In this film we see how researchers at the Centre for Fine Print Research, Led by Professor Stephen Hoskins and his team, have developed new methods of creating ceramics using 3D printing technology and worked with Denby Potteries to test designs and develop prototype models in ceramics.
Through this method, ceramics are built up layer by layer using a specially-created -- and now patented - ceramic powder. They are then fired and glazed in the usual way. 'Printing' ceramics in this way means that highly intricate and complex ceramics can be created that would have been impossible to achieve traditional methods. This has opened up commercial potential through quicker manufacturing processes and new design options. Gary Hawley, Senior Designer at Denby, praised the partnership between his company and researchers, saying that the new process is "pushing the boundaries of what is possible".

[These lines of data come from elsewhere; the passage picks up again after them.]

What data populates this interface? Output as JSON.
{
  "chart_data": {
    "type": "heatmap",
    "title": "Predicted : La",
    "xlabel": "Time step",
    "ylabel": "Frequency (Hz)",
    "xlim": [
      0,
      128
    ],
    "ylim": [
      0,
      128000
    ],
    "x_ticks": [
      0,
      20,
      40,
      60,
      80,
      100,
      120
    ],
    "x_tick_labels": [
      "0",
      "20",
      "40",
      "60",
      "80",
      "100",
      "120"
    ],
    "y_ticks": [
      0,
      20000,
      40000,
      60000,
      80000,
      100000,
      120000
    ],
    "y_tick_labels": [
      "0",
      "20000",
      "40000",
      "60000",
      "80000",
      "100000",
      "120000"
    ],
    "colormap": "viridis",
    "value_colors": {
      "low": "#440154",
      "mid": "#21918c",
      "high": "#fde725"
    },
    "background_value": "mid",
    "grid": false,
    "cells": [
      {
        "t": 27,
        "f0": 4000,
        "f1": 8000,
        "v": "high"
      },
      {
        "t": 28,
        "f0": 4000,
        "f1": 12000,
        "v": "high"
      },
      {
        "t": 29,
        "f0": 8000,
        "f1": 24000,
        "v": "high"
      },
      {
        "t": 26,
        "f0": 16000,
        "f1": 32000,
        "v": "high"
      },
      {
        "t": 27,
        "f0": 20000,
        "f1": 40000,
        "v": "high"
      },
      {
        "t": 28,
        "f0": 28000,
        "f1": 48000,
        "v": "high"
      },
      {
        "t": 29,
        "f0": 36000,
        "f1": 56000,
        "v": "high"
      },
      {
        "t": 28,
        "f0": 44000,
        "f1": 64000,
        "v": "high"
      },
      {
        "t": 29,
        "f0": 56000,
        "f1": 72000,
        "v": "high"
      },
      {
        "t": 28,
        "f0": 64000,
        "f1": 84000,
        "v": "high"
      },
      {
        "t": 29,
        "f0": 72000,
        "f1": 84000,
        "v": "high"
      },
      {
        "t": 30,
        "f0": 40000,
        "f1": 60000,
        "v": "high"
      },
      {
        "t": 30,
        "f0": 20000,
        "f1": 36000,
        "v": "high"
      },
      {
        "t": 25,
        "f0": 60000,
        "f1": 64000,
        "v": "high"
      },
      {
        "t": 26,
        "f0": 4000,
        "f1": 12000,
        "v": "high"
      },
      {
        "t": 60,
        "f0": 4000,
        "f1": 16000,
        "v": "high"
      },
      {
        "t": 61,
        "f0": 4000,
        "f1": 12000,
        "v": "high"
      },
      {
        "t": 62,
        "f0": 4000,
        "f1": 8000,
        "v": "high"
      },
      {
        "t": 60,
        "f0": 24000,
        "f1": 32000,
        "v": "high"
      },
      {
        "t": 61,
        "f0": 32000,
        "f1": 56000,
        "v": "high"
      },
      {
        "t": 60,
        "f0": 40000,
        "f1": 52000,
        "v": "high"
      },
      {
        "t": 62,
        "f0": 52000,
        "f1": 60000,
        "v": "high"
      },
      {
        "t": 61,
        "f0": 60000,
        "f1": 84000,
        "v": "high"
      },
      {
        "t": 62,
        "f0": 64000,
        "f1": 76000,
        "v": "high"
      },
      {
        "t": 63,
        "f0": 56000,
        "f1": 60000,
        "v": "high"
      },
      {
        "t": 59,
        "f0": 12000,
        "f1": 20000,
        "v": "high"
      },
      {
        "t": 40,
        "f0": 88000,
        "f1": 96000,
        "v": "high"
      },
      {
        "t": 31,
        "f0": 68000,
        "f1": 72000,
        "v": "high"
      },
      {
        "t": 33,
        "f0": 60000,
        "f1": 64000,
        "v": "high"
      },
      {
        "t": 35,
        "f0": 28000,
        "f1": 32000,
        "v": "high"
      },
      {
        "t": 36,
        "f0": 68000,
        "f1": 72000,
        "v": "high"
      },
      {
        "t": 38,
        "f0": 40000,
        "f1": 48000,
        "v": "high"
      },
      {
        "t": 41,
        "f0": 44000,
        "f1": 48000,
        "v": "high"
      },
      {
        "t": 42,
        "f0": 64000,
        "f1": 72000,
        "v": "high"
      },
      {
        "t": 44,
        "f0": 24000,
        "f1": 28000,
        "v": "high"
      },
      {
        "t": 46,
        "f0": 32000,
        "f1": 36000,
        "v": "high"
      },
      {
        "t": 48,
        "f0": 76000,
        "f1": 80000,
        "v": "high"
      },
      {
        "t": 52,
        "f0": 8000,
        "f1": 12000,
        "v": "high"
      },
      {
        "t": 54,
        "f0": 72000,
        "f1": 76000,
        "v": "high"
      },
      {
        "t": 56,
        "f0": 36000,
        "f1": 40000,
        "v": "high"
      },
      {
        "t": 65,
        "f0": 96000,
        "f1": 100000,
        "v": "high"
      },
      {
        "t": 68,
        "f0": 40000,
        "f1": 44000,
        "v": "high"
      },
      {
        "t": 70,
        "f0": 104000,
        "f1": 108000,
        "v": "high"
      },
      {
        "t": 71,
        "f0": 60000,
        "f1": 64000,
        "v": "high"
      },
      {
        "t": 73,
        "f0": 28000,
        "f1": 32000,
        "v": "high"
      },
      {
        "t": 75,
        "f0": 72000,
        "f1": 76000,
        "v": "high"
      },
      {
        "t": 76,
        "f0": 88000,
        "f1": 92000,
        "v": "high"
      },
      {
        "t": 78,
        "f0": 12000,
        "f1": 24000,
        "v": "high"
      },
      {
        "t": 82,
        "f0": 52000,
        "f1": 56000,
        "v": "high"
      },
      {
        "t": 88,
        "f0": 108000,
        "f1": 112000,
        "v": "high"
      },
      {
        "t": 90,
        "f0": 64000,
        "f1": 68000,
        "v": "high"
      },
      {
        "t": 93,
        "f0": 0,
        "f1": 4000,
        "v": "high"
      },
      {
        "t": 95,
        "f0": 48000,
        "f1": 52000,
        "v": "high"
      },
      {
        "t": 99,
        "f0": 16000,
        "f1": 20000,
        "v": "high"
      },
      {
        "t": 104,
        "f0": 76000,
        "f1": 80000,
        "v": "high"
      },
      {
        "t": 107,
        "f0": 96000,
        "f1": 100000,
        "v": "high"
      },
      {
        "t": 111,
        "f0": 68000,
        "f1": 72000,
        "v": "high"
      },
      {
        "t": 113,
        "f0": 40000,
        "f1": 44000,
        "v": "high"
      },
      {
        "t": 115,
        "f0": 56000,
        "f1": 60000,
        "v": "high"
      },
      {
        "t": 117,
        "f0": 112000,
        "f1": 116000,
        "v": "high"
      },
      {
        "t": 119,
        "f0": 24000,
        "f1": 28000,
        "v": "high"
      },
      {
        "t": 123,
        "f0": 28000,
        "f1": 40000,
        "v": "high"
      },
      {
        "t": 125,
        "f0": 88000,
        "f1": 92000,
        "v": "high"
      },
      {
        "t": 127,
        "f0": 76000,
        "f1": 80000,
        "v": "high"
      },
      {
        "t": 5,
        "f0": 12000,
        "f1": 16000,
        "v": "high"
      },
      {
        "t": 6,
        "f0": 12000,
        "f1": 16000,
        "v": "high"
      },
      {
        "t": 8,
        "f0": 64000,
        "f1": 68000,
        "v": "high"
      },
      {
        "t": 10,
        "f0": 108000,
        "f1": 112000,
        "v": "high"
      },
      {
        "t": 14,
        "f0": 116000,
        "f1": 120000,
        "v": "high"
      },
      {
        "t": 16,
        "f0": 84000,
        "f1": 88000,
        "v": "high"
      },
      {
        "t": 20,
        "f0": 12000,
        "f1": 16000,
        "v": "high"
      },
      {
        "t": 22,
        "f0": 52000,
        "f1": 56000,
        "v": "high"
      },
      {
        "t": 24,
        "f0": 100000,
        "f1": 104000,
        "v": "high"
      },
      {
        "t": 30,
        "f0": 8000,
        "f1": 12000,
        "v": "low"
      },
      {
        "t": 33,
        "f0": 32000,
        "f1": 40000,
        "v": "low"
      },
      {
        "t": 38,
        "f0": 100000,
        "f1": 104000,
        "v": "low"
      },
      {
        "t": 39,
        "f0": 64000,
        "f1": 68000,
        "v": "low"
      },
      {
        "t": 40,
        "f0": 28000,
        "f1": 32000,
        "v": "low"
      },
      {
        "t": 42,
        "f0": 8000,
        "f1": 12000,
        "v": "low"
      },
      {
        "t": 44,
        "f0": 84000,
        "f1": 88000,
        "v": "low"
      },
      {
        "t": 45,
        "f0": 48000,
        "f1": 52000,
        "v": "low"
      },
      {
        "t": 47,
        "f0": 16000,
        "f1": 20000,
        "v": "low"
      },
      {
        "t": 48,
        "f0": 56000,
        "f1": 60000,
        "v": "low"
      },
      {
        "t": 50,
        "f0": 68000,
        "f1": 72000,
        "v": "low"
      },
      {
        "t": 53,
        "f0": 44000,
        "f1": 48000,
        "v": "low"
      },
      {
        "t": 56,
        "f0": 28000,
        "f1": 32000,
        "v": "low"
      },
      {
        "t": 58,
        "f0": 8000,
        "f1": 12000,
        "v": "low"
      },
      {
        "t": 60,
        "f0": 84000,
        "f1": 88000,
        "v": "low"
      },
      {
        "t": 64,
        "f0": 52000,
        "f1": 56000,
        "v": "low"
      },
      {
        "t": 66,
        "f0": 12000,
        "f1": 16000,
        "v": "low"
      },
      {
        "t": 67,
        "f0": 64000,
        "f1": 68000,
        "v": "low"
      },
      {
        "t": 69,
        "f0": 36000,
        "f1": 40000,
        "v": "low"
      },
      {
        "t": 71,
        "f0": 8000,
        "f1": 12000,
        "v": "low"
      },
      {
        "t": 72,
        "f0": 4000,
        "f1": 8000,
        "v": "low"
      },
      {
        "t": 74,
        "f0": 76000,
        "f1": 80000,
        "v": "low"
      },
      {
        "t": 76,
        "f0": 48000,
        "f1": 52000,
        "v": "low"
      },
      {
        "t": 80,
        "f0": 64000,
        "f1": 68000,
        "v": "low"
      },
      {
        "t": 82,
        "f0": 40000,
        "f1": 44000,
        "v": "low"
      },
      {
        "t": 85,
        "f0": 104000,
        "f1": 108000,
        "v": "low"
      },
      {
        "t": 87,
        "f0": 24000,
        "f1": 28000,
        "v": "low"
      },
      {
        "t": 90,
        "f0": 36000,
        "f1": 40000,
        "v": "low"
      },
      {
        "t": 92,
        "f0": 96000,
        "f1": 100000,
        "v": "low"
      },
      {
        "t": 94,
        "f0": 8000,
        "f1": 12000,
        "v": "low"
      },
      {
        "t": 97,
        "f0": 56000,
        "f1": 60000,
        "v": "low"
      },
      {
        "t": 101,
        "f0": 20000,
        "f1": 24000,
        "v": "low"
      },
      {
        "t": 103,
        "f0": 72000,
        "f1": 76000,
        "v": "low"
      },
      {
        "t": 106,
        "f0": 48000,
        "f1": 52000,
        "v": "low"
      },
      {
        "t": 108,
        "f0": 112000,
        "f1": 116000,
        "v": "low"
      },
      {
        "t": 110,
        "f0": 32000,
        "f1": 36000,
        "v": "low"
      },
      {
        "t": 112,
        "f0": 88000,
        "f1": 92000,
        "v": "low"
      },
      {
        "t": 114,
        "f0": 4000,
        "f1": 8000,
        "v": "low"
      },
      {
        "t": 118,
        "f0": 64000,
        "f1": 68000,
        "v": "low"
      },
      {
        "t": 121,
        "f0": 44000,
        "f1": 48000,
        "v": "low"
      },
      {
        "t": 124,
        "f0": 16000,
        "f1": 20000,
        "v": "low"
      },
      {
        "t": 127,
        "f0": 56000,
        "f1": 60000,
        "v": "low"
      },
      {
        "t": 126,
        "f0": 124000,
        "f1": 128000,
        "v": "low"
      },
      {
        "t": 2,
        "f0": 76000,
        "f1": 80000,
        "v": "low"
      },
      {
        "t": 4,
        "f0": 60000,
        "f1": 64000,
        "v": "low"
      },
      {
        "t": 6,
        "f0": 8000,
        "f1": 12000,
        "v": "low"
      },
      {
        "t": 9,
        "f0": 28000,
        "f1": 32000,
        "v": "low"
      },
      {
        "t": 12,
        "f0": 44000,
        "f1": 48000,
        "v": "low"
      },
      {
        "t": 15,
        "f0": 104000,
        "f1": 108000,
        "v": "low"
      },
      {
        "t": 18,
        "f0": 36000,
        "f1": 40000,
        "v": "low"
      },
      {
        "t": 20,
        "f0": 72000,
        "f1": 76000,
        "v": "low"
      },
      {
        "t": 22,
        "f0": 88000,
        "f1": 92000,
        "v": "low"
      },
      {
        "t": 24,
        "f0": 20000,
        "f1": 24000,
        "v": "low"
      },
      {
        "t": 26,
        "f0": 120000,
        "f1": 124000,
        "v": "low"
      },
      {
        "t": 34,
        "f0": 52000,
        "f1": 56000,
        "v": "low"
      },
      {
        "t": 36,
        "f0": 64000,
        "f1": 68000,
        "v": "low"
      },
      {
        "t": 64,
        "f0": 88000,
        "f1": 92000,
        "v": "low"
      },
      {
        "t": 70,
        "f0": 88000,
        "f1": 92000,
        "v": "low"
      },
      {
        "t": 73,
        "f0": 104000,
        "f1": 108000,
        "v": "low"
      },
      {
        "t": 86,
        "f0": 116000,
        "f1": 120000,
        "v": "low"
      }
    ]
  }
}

The film concludes with Professor Hoskins' inspirational view of what the future for 3D print technology might look like. This includes the announcement of an exciting new AHRC-funded project which will see the Professor Hoskins and his team to undertaking a major investigation into a self-glazing 3D printed ceramic, inspired by ancient Egyptian Faience ceramic techniques.The process they aim to develop would enable ceramic artists, designers and craftspeople to print 3D objects in a ceramic material which can be glazed and vitrified in one firing.
The team hopes to bring ancient tradition into the 21st century, joining together old and new hand-in-hand in a project that continues to push boundaries in this area of ceramic research.